In its decision, dispatched on 15 December 2006, the opposition division held that, taking into consideration the amendments made by the proprietor of the patent during the opposition proceedings, the patent and the invention to which it relates met the requirements of the EPC. Hence, the opposition division maintained the patent as amended.

II. On 29 January 2007 the opponent (appellant) lodged a notice of appeal against the decision of the opposition division and a statement setting out the grounds of appeal. The appeal fee was paid on 31 January 2007.

III. With the notice of appeal, the appellant filed a further document:

(OD7) Richard G. Wiley, "Electronic Intelligence: The Interception of Radar Signals", Artech House Inc., US, 1985, pages xi and 107-134.

IV. On 20 August 2009 the parties were summoned to oral proceedings scheduled to take place on 20 November 2009. On 2 September 2009 a communication of the Board was sent.

V. In reply to the communication, with a letter of 19 October 2009 the proprietor of the patent (respondent) filed auxiliary requests 1, 2 and 3.

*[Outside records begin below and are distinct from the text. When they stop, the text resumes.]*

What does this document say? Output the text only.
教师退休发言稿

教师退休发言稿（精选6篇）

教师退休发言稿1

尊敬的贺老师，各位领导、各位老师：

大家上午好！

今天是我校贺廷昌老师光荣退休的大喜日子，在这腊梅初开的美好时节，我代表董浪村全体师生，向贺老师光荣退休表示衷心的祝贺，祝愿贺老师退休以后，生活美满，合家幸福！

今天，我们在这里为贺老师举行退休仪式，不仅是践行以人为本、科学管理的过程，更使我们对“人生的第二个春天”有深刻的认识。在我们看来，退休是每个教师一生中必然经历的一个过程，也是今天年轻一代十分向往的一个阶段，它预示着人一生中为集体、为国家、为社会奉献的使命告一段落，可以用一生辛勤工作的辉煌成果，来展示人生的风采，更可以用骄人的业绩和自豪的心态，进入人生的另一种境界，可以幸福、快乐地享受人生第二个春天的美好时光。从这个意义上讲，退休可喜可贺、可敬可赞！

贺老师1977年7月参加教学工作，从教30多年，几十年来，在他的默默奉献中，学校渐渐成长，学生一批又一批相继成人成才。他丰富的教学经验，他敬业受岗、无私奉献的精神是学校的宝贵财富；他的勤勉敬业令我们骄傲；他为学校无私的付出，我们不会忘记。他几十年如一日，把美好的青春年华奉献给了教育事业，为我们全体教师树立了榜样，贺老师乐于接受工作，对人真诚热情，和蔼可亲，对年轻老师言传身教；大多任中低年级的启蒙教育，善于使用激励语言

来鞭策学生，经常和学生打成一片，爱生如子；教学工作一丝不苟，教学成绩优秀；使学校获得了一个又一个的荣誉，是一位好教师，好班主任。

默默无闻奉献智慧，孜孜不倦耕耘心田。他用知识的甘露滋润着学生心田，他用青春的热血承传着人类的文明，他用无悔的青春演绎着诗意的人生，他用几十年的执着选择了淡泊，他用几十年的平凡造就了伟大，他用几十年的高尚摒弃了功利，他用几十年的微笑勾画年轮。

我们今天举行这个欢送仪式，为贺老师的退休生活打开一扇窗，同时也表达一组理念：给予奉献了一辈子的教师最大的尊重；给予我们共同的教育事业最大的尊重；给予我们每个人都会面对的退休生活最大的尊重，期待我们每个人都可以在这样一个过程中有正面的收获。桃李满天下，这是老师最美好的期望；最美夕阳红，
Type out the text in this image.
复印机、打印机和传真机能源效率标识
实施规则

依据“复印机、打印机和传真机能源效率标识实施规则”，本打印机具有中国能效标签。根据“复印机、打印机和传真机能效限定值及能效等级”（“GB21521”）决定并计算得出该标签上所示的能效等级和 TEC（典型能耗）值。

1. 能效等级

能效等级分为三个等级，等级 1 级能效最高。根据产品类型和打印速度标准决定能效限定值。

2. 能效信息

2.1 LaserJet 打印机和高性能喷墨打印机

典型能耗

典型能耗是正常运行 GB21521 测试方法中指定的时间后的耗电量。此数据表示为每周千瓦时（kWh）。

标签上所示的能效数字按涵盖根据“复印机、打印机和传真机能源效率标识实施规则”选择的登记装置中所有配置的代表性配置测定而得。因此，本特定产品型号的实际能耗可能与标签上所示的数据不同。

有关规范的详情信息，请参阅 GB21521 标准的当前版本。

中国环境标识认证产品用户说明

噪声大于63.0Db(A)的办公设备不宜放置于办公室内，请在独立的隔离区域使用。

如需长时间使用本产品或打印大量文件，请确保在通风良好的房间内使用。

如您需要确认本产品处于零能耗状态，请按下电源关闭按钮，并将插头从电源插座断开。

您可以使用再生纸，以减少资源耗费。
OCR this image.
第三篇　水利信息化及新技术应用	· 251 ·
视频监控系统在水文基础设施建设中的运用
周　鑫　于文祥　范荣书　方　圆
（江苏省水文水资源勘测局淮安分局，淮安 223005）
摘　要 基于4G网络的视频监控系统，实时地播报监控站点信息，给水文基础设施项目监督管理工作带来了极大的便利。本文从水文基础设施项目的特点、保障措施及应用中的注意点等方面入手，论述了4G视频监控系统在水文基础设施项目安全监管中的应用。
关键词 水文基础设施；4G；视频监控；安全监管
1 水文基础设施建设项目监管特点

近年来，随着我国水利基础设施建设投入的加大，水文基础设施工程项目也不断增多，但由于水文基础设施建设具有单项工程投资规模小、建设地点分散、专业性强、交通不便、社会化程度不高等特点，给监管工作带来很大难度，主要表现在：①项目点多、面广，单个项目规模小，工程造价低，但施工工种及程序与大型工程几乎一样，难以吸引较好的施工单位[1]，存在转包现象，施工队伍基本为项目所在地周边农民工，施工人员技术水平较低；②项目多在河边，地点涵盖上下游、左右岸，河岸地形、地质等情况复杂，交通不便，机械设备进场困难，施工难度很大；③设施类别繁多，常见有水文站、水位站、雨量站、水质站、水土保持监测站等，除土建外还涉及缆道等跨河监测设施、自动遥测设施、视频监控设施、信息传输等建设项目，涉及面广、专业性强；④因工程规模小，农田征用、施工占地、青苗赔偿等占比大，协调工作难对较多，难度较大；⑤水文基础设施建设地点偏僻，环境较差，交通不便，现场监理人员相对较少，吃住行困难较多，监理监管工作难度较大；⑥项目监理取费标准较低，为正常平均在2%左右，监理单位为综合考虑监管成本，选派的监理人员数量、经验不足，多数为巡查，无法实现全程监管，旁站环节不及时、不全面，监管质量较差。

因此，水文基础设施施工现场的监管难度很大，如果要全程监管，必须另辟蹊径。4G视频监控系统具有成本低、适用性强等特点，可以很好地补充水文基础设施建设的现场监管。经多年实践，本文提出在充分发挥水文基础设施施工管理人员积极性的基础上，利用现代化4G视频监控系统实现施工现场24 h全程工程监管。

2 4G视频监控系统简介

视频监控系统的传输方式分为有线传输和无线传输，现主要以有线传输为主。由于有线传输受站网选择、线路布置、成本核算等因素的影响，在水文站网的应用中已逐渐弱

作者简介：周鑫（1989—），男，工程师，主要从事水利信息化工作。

VI. Oral proceedings before the Board were held at the scheduled date.

VII. The appellant requested that the interlocutory decision be set aside and the patent be revoked in its entirety.

The respondent (proprietor of the patent) requested that the appeal be dismissed (main request) or, alternatively, that the patent be maintained on the basis of one of the sets of claims filed with the letter of 19 October 2009 as auxiliary requests 1, 2 and 3. The respondent further requested that document OD7 not be admitted into the procedure.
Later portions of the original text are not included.